E morreu bem, não foi notícia pra ninguém. E quem disse que tudo são duas portas?
Se é doce é de mamão, se é cor é de fantasmas. Fogem pelo corrimão e enfrentam sonhos gentis. E se morreu, morreu calada e triste, mas morreu bem.
Época de Mary Quant - onde repousam tesouros. Calça larga nem pensar. Corridas aos botequins, padarias, empórios. Dia de batata doce. Nos engenhos, pés de barro, saias bordadas, bem fundo no pé. Beijos só em refugos. Nas abóbodas de luz. Santo não vêm em casa. Palha, buscapé, batata doce, pois amores de verdade só nos fundos do engenho.
Veste o véu na casa rota. Corre à terra com brilho vestal. Faz do homem, um parceiro e trás o calmo pra plantar. Veste o sol, escorre de neve o sal, mas volta pra casa pra plantar.
Bebe vinho junto ao barro.
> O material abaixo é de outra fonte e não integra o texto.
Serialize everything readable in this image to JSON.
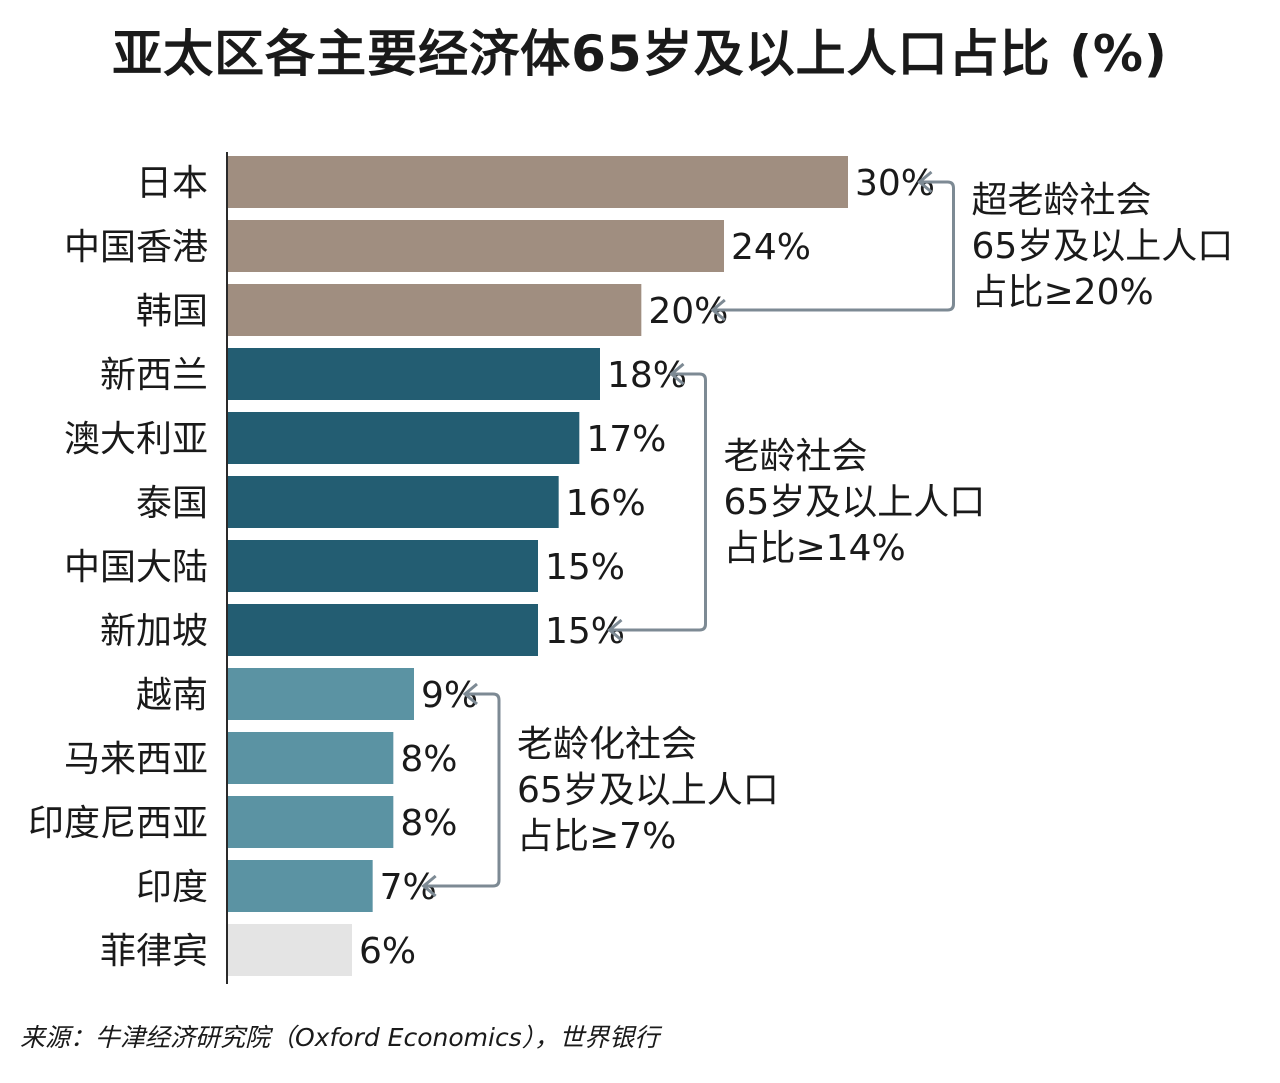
{
  "chart_data": {
    "type": "bar",
    "orientation": "horizontal",
    "title": "亚太区各主要经济体65岁及以上人口占比 (%)",
    "categories": [
      "日本",
      "中国香港",
      "韩国",
      "新西兰",
      "澳大利亚",
      "泰国",
      "中国大陆",
      "新加坡",
      "越南",
      "马来西亚",
      "印度尼西亚",
      "印度",
      "菲律宾"
    ],
    "values": [
      30,
      24,
      20,
      18,
      17,
      16,
      15,
      15,
      9,
      8,
      8,
      7,
      6
    ],
    "value_labels": [
      "30%",
      "24%",
      "20%",
      "18%",
      "17%",
      "16%",
      "15%",
      "15%",
      "9%",
      "8%",
      "8%",
      "7%",
      "6%"
    ],
    "unit": "%",
    "xlim": [
      0,
      30
    ],
    "grid": false,
    "groups": [
      {
        "lines": [
          "超老龄社会",
          "65岁及以上人口",
          "占比≥20%"
        ],
        "from": 0,
        "to": 2,
        "color": "#a08e80"
      },
      {
        "lines": [
          "老龄社会",
          "65岁及以上人口",
          "占比≥14%"
        ],
        "from": 3,
        "to": 7,
        "color": "#235d72"
      },
      {
        "lines": [
          "老龄化社会",
          "65岁及以上人口",
          "占比≥7%"
        ],
        "from": 8,
        "to": 11,
        "color": "#5b93a3"
      }
    ],
    "other_color": "#e4e4e4",
    "bracket_color": "#7d8a94"
  },
  "source": "来源：牛津经济研究院（Oxford Economics），世界银行"
}
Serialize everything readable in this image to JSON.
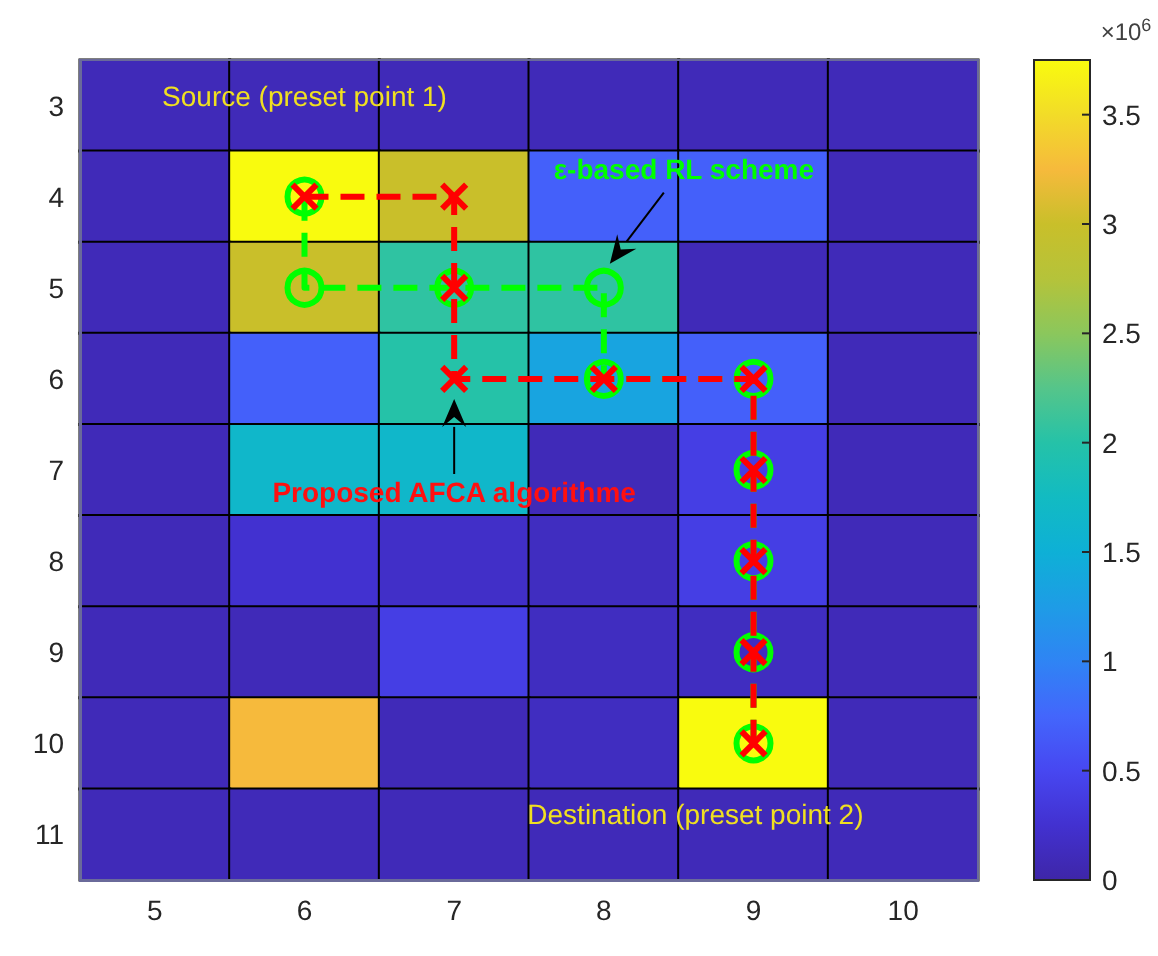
{
  "chart_data": [
    {
      "type": "heatmap",
      "categories": [
        "5",
        "6",
        "7",
        "8",
        "9",
        "10"
      ],
      "y_categories": [
        "3",
        "4",
        "5",
        "6",
        "7",
        "8",
        "9",
        "10",
        "11"
      ],
      "cells": [
        [
          0.1,
          0.1,
          0.1,
          0.1,
          0.1,
          0.1
        ],
        [
          0.1,
          3.75,
          3.0,
          0.7,
          0.7,
          0.1
        ],
        [
          0.1,
          3.0,
          2.05,
          2.05,
          0.1,
          0.1
        ],
        [
          0.1,
          0.7,
          2.0,
          1.35,
          0.7,
          0.1
        ],
        [
          0.1,
          1.65,
          1.65,
          0.1,
          0.4,
          0.1
        ],
        [
          0.1,
          0.25,
          0.2,
          0.15,
          0.4,
          0.1
        ],
        [
          0.1,
          0.1,
          0.4,
          0.15,
          0.15,
          0.1
        ],
        [
          0.1,
          3.25,
          0.1,
          0.15,
          3.75,
          0.1
        ],
        [
          0.1,
          0.1,
          0.1,
          0.1,
          0.1,
          0.1
        ]
      ],
      "clim": [
        0,
        3.75
      ],
      "cticks": [
        0,
        0.5,
        1,
        1.5,
        2,
        2.5,
        3,
        3.5
      ],
      "clabel": "×10$^{6}$",
      "tick_labels": false,
      "annotations": [
        "Source (preset point 1)",
        "ε-based RL scheme",
        "Proposed AFCA algorithme",
        "Destination (preset point 2)"
      ]
    },
    {
      "type": "line",
      "xlim": [
        4.5,
        10.5
      ],
      "ylim": [
        11.5,
        2.5
      ],
      "xticks": [
        5,
        6,
        7,
        8,
        9,
        10
      ],
      "yticks": [
        3,
        4,
        5,
        6,
        7,
        8,
        9,
        10,
        11
      ],
      "series": [
        {
          "color": "#00ff00",
          "marker": "circle",
          "line_style": "dashed",
          "x": [
            6,
            6,
            7,
            8,
            8,
            9,
            9,
            9,
            9,
            9
          ],
          "values": [
            4,
            5,
            5,
            5,
            6,
            6,
            7,
            8,
            9,
            10
          ]
        },
        {
          "color": "#ff0000",
          "marker": "cross",
          "line_style": "dashed",
          "x": [
            6,
            7,
            7,
            7,
            8,
            9,
            9,
            9,
            9,
            9
          ],
          "values": [
            4,
            4,
            5,
            6,
            6,
            6,
            7,
            8,
            9,
            10
          ]
        }
      ]
    }
  ]
}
Faz as medidas do pai, pois sonho bom não vêm. Se divide em quatro partes e toma as medidas do pai.
E lá estão morrendo em dueto, o pega-pega, o bonde, o facho, o caubói das três. As estátuas fazem colo e a boa linhaça da juventude não abre mais portas.
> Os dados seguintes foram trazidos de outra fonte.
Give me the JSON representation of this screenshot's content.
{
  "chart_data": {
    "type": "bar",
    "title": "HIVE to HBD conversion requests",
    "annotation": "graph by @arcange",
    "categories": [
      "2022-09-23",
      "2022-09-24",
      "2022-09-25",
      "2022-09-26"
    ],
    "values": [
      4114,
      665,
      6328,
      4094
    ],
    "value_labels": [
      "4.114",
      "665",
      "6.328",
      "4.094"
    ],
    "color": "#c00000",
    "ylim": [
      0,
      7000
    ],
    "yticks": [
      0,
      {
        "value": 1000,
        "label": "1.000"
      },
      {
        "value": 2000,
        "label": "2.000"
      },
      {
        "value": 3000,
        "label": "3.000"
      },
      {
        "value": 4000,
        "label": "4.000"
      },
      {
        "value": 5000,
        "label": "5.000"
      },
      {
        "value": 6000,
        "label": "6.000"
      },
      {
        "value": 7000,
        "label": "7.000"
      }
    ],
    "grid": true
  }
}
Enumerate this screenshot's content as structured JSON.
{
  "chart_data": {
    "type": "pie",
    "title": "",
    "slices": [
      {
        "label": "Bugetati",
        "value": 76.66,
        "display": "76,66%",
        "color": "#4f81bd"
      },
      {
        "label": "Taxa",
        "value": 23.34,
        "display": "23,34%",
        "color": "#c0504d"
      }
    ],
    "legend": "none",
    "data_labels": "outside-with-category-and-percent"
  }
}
Faz a roda que eu danço. Torto, mas danço, mas não me devorem com suas fomes. Do barro faço o pés, caço aprendizes da fome e ensino-os a beijar a terra. Faz a roda que eu danço, mas de mim não faz a fome.
Cem anos na sombra e ela nem perguntou meu nome. Queria um cordão de ouro, um cruxifixo de marfim e uma caixa de música. Como não tinha dono, tirei a foto, bebendo vinho num cetro de ouro. Mas na sombra fiquei - cem anos e vão lá e nem perguntam meu nome.
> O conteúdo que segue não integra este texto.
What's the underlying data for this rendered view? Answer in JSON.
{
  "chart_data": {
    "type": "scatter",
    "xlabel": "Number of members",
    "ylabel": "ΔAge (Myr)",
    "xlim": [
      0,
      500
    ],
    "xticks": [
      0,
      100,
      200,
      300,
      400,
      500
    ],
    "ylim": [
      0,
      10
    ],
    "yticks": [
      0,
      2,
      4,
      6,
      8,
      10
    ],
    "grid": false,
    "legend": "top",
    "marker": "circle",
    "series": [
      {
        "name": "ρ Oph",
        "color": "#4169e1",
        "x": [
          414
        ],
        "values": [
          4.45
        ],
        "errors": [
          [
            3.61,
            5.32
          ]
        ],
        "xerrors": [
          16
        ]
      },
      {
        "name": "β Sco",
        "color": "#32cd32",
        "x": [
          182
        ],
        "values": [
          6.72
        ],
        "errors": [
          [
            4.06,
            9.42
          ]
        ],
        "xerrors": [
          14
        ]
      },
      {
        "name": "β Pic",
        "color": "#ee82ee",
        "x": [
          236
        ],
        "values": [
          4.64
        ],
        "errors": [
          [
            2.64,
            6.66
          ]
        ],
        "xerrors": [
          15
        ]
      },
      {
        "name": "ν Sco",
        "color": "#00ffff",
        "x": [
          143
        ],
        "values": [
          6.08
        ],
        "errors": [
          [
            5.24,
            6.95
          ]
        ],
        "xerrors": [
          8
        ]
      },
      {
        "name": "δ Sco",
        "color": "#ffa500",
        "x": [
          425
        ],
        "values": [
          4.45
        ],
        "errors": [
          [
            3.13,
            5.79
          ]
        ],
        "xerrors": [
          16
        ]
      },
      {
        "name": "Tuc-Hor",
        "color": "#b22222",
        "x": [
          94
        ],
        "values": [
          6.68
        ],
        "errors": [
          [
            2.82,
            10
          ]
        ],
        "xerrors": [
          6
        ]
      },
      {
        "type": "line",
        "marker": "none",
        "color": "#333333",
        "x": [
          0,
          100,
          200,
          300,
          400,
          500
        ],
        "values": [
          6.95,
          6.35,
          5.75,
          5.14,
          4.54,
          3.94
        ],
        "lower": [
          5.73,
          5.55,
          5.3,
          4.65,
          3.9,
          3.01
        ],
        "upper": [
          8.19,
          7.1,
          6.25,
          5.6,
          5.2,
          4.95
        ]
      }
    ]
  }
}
E quanto mais tempo passa, mais poço e fundo ele fica.
Uma coisa leva à outra. A mesa leva à toalha, mas o vértice ao quadrado. Bate três, sem coelho e sem cão. Chegam John e Scott e soltam pólvora. Adormecem no colo de Ava, Débora, Brigite e Ava. Ah! Pipocas trás o primo desdentado. Um sonho azul, meio belga. Robin e Marian de bruços catam uvas. Mae West , de branco se sufoca nos braços de Jack. Não é sonho .
E todos dizem : "avante John, duela", trás meu sonho de volta.
Sai do barro às seis em ponto, com oito músicos de cada lado,um mecânico, um pão, uma botelha de vinho. Ela, vestida de pano, me levou, sem graça, sem pagar.
Perto do seu abismo me serviu torta de leite e mingau de trigo e mandioca.
Mas no brejo, descalso, fiz ela rainha de todos os sermões e dona de todos os pecados. Se sobrou, foi em vão.
E estas lembranças do tempo de barro, de calças curtas já estão na soleira da porta. Pedem para entrar. São rascunhos de memória curta.
E ela na cadeira de cedro, vestida de rosa me pediu pra sair. E da porta, passa a carrocinha e leva tudo. Ninguém mais entra, ninguém mais sai.
De mim só restam lembranças de pés de barro. Ninguém mais entra, ninguém mais sai.
Mas não se esqueça - o mundo está em guerra a
perto de milhares de anos. Então faça sua parte. Leva a pólvora que eu levo a arma. Leva o trapo, que eu levo a bucha. Fica com o jardim, que eu fico com a rosa.